By DAN CALABRESE - Bureaucratic Rules 1, Common Sense 0.

Looks like no good deed goes unpunished in Indiana, where a couple that worked long and hard to nurse an ailing deer back to health are now facing charges for - get this - illegal possession of a deer:

Jeff Counceller, a police officer in the eastern Indiana city of Connersville, found the deer in 2010 curled up on a front porch with maggot-infested puncture wounds. He and his wife, Jennifer, kept the deer in an enclosure on their 17-acre farm and named her Dani, The Indianapolis Star reports ( ).

Indiana's Department of Natural Resources told the Councellers to return the ailing deer to the wild, but they took it home and nursed it back to health. The couple were charged earlier this month with illegal possession of a white-tailed deer, a misdemeanor that carries up to 60 days in jail and a $500 fine.

Jeff Counceller said returning it to the wild at the time "would have been a death sentence." The family told the Star they intended to return the deer to the wild once it was strong enough to survive on its own.

The Councellers tried to find a home for the deer at animal rescue operations, petting zoos and deer farms, but no one would take her. They say they didn't know it was illegal to keep the deer.

The deer vanished last summer on the day when the DNR planned to euthanize the animal after the couple's request for a rescue permit was denied.

It "vanished," did it? If this means what I think it means, way to go, Officer and Mrs. Counceller.

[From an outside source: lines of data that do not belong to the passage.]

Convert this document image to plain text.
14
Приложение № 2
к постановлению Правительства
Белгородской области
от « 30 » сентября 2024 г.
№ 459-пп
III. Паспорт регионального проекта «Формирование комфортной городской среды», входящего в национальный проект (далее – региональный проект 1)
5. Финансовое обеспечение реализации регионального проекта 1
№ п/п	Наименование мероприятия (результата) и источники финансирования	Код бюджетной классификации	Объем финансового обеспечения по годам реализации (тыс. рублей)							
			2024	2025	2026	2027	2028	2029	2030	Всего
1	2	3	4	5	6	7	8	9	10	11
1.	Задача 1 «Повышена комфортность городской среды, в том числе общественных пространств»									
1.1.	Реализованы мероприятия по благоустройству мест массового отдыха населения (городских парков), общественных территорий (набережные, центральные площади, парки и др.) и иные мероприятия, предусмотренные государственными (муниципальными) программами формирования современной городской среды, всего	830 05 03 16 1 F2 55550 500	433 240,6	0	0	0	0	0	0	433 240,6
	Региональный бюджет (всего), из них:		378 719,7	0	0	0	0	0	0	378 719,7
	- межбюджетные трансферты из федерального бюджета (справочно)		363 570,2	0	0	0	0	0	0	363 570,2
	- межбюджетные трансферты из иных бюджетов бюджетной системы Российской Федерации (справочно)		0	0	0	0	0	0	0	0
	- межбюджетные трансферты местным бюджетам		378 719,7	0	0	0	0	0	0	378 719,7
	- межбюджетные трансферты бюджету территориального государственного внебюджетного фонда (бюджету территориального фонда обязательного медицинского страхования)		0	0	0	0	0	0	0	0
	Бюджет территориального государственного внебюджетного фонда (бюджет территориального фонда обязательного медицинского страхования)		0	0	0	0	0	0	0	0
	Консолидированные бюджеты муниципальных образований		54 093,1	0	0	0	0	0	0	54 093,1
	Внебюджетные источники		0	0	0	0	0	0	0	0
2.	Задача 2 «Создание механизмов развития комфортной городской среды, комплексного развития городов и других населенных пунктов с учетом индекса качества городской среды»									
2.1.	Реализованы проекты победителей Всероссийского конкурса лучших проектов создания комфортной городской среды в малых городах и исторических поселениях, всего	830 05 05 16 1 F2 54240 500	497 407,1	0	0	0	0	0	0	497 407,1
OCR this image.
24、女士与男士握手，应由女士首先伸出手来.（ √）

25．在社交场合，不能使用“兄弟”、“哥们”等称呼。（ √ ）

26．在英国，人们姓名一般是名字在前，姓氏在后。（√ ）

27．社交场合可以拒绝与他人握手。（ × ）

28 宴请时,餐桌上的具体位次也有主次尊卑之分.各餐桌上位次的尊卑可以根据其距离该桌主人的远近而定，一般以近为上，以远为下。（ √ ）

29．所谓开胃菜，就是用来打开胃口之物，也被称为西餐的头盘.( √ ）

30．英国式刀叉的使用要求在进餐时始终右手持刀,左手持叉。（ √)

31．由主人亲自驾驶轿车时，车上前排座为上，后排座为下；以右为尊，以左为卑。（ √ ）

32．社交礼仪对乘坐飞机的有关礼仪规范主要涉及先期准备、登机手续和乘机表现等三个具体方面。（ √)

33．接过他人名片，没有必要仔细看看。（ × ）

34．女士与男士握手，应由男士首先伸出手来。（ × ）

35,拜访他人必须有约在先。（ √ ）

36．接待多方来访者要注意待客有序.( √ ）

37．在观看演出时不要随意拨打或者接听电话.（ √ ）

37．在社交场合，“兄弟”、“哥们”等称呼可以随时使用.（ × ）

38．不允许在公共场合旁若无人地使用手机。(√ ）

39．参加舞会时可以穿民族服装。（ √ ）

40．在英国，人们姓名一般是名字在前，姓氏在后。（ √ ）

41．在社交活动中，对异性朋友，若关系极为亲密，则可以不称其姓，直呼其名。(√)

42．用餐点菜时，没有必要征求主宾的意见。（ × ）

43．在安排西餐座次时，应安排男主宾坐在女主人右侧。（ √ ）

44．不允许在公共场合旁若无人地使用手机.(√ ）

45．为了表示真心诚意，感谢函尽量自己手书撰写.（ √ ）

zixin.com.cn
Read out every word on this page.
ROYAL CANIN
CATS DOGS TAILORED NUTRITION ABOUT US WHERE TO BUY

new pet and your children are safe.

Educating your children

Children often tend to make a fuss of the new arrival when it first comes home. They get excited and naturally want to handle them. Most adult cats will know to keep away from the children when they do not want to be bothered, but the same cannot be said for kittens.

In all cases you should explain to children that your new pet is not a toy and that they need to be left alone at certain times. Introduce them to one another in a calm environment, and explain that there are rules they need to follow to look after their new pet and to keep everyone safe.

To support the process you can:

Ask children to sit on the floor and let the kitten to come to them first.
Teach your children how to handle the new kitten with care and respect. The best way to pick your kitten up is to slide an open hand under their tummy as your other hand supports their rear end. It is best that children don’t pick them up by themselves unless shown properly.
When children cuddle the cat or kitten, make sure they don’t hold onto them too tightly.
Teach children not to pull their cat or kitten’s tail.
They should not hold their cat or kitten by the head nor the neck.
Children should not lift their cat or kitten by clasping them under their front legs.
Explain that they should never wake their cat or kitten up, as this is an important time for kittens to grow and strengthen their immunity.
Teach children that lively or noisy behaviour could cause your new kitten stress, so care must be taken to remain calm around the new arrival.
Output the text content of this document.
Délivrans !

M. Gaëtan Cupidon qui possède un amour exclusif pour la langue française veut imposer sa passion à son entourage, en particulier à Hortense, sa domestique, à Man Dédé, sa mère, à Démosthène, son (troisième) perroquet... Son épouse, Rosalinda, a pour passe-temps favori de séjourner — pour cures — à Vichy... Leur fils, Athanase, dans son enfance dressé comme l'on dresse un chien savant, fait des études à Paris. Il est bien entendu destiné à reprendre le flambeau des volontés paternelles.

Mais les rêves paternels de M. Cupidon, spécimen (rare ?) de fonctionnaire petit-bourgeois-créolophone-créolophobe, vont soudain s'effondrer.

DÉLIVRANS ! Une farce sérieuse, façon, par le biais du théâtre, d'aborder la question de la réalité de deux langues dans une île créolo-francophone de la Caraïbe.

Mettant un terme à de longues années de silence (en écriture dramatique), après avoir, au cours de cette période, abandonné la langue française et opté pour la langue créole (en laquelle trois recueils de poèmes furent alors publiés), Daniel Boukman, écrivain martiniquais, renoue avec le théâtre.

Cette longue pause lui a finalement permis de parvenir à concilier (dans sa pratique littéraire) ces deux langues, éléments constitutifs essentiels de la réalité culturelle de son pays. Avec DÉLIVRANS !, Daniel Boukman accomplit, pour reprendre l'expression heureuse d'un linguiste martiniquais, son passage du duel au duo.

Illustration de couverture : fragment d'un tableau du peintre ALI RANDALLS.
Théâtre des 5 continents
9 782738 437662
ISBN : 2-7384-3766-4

This is a classic case of government bureaucrats who understand nothing but the letter of the law, and absolutely cannot deal in this strange thing most of us would recognize as common sense. Obviously, the Councellers were not doing anything harmful to the deer population or to the ecosystem in general. They were merely being compassionate to one of God's creatures, which was allowed to stay with them when no other option that would allow the deer to survive was available.

The fact that the Councellers intend to fight the charges, even though their legal fees will cost them more than it would cost to simply pay the fine, underscores how ridiculous it would be to accept a criminal conviction for what was purely an act of humanitarian mercy. If anyone deserves a legal defense fund to be set up on their behalf, it's this couple.

And before you come forth with, "If they make an exception for them, we have to do it for everybody," that's complete Bolshevik. Prosecutors make decisions all the time about which cases to pursue, based on a whole host of factors. One of them is usually common sense. But I guess that's a disappearing thing, which is not surprising in government, where the last thing that's encouraged is common sense and the use of basic logic.